That is why Willems pleads for more awareness. ‘Only words are not enough, then the chance of miscommunication is too big.’

Advice: learn to think statistically

But what would be a better way? ‘The scientific literature is not entirely clear about that. You can use images, or percentages to express probabilities. I think that data visualisations, such as graphs and infographics, can certainly help. But a lot can go wrong with them. That is why I am now researching misleading graphs.’

Willems suggests that there is also room for improvement on the other side. ‘I think it is also important that we pay more attention to statistical thinking in education, so that we can better prepare people to deal with probabilities. Statistics seems very complicated, but the basis is easy to explain.’      

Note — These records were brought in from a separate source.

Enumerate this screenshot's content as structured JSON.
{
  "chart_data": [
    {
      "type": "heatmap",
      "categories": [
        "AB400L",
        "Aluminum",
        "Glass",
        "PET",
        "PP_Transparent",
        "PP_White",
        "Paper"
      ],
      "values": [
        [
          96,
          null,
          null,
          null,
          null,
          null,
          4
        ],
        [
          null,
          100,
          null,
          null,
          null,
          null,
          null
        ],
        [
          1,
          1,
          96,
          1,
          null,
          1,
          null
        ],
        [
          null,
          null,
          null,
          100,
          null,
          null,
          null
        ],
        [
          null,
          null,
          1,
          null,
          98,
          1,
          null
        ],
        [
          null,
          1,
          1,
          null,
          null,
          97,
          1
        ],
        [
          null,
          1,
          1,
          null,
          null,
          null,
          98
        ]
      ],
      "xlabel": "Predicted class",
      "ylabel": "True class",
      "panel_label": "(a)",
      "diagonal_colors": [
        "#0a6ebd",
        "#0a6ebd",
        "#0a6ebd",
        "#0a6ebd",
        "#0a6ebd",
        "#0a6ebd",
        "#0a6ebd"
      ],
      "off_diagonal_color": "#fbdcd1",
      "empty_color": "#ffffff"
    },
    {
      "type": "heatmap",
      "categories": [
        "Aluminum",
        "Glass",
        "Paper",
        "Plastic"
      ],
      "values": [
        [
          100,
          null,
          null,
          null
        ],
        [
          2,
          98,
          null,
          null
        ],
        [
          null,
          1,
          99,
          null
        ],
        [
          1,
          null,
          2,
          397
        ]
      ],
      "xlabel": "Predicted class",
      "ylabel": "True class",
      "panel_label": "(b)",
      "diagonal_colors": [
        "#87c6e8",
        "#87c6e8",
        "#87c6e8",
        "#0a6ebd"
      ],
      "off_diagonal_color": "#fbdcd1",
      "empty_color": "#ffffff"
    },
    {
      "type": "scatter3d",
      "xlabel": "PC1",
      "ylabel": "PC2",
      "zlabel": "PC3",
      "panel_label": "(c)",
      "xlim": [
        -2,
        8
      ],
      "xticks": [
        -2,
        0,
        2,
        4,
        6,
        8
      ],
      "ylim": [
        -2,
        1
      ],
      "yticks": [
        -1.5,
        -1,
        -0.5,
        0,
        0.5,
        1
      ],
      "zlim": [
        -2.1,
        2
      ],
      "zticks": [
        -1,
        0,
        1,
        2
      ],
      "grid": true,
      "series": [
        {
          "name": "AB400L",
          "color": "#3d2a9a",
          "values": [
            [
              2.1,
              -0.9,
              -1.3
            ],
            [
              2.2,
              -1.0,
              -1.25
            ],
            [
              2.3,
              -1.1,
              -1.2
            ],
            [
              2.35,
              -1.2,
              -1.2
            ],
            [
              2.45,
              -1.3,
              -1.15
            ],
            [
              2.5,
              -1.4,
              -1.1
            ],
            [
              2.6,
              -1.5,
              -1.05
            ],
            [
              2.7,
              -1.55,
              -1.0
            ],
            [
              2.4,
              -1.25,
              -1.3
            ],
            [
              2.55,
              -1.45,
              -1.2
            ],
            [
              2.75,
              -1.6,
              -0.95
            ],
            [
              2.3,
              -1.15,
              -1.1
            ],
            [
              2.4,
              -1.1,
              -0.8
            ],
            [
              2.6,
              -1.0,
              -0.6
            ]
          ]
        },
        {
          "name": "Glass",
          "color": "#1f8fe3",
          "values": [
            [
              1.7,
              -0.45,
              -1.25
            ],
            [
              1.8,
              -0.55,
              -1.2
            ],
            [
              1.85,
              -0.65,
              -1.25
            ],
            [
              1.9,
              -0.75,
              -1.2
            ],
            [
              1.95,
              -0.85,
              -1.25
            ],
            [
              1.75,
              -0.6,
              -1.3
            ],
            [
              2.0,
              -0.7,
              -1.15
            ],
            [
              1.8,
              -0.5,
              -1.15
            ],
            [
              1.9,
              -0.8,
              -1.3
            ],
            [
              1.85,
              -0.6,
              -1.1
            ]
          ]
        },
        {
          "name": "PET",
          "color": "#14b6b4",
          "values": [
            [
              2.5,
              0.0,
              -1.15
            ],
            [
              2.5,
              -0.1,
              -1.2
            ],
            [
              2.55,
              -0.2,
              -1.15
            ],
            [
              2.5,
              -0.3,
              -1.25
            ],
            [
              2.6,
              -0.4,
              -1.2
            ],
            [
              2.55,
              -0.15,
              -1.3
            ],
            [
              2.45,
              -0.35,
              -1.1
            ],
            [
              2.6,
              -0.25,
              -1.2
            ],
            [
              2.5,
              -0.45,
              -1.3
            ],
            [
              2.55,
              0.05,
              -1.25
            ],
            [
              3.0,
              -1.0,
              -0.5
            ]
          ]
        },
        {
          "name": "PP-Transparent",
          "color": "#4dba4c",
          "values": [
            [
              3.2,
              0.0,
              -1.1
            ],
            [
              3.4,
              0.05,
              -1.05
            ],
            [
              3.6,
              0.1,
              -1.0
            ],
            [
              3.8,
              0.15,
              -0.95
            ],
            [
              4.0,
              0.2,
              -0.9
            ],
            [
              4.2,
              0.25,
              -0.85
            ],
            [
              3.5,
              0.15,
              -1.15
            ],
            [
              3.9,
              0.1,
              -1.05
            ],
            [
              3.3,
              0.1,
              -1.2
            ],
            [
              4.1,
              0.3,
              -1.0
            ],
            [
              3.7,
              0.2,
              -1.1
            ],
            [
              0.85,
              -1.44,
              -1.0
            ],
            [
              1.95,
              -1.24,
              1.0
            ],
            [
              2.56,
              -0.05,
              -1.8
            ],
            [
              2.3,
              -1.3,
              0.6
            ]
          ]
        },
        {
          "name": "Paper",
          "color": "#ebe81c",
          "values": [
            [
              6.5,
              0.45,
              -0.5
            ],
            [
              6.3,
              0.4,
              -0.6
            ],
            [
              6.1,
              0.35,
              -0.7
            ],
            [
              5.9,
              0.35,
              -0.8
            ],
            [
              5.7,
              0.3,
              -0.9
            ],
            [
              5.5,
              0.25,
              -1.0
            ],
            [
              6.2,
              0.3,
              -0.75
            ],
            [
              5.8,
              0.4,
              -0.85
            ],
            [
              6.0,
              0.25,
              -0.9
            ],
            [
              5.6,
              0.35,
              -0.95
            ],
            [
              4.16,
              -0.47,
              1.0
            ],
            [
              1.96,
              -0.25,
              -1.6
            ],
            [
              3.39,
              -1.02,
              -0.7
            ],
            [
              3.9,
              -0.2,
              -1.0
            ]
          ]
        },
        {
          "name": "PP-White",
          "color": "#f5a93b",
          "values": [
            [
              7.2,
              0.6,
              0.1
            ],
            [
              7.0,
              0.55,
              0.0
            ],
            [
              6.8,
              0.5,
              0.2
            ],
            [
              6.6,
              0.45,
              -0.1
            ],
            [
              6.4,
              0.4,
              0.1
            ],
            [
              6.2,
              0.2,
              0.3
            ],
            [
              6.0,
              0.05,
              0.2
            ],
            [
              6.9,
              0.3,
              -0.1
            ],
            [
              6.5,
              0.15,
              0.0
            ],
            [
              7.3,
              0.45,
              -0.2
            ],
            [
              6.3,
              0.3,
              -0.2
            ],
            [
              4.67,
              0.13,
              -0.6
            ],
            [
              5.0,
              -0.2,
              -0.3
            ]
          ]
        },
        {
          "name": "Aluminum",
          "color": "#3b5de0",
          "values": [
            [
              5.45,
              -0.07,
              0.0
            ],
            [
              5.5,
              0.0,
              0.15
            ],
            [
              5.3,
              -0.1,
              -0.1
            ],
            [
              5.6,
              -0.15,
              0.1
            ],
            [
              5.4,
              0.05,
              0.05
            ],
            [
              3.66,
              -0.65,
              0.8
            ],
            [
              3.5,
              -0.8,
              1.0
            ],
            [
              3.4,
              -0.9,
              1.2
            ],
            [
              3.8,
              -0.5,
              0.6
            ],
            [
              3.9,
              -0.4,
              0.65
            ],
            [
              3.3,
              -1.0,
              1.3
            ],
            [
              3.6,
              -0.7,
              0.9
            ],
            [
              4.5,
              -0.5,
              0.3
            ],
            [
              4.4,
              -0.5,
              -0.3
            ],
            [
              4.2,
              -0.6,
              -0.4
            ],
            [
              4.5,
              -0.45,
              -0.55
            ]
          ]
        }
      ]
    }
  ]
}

From a Dutch newspaper to Reddit

The research by Willems, Albers and Smeets is popular. More than 6000 people read the blog post on the website of the Dutch statistics association VVSOR, the online Dutch language journal Neerlandistiek reposted the blog, and it even got 2800 upvotes on the online forum Reddit. Columnist Floor Rusman from the Dutch newspaper NRC used the research to argue in favour of a mini-course on probability theory, instead of the umpteenth corona press conference. A more detailed article on the research will be published in the Dutch magazine and style guide Onze Taal at the end of the year.

Sanne Willems obtained her PhD in 2020 at the Mathematical Institute in Leiden. She recently joined the Methodology & Statistics department at the Faculty of Social and Behavioural Sciences, where she researches data scaling and the communication of statistics. She finds it important to communicate about her research: 'Many people find statistics boring and difficult. I therefore want to show everyone that it is actually not that difficult and that you can understand many statistical concepts without mathematical details.

Text: Bryce Benda